What To Do Before You Say “I Do”

I am at a stage in my life where I can look back at my choices and say to myself, “What on earth was I thinking?” This is especially true when I think about past relationships. As I was talking to a group of young women who were recently engaged, I saw glimmers of my past relationships in their stories and thought to myself: what do I wish someone would had the courage to say to me that would had saved me from future pain?

I then thought of the section of our CEO Liz Davidson’s book, “What Your Financial Advisor Isn’t Telling You: The 10 Essential Truths You Need to Know About Your Money”, titled “Your Life Partner May Be Your Worst Financial Enemy.” Liz mentions that “The person you spend your life with will matter much more to your financial security and ultimately to how wealthy you become than anything any financial advisor can do for you.”   As I shared this with them, I saw the cloud of love lifting and the reality of their significant other’s finances hitting them like a brick.

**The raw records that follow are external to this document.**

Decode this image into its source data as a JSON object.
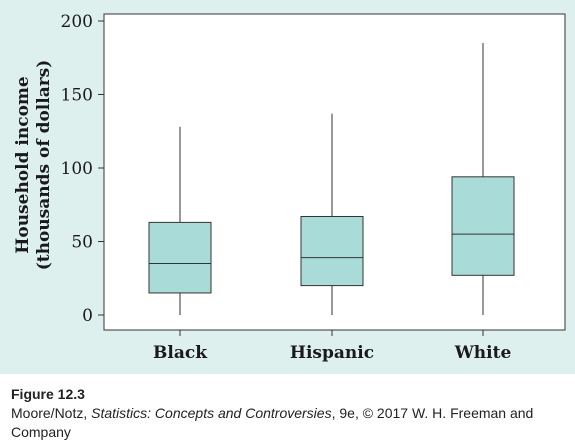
{
  "chart_data": {
    "type": "boxplot",
    "ylabel_line1": "Household income",
    "ylabel_line2": "(thousands of dollars)",
    "ylim": [
      0,
      200
    ],
    "yticks": [
      0,
      50,
      100,
      150,
      200
    ],
    "categories": [
      "Black",
      "Hispanic",
      "White"
    ],
    "boxes": [
      {
        "category": "Black",
        "min": 0,
        "q1": 15,
        "median": 35,
        "q3": 63,
        "max": 128
      },
      {
        "category": "Hispanic",
        "min": 0,
        "q1": 20,
        "median": 39,
        "q3": 67,
        "max": 137
      },
      {
        "category": "White",
        "min": 0,
        "q1": 27,
        "median": 55,
        "q3": 94,
        "max": 185
      }
    ],
    "grid": false,
    "colors": {
      "box_fill": "#a9dcd8",
      "box_stroke": "#333333",
      "panel_background": "#ddf0ee",
      "plot_background": "#ffffff"
    }
  },
  "caption": {
    "figure_label": "Figure 12.3",
    "credit_prefix": "Moore/Notz, ",
    "credit_title": "Statistics: Concepts and Controversies",
    "credit_suffix": ", 9e, © 2017 W. H. Freeman and Company"
  }
}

I told them if they are not careful, they could wind up with a financial vampire. This is someone so lacking in money management skills (either by lack of knowledge or by lack of discipline) that they suck the life out of your financial future. Before you say, “I do,” take the following steps to get a clear picture of your partner’s finances:

1. Listen and look for clues that the love of your life may suck the life out of your finances. Every person I have ever spoken to who ended marriages with financial vampires said that the signs were there but he or she ignored them. Does your partner constantly change jobs? Do their clothes, cars and lifestyle seem at odds with their income?

If you find that your potential spouse has a pattern of bad money management habits, talk about it. Consider taking pre-marital classes with a financial component.  See if your fiancé is willing to talk to a financial professional to help him or her come up with a game plan to get back on track financially .

2. Set up a meeting to review each other’s finances. In her book, Liz suggests reviewing each other’s credit reports, bank and investment statements, credit cards statements, credit scores and spending plans. You want to have an overall understanding of the financial picture you are potentially partnering with for life.

3. Discuss how you will handle your money once you are married. Will you share one bank account or have a yours, mine and ours account? How will you handle debts? How will you make major financial decisions? How do your envision your future – 100% debt free except your mortgage or an occasional but manageable car payment?

I know that these discussions can be tough but doing it can save you years of financial and emotional setbacks. As you do this, remember to think of your discussion as a “no judgment zone.” You are looking to see if there is accountability for past decisions and a game plan to get financially on track. This conversation may be one of the most difficult ones to have, but your future self will thank you.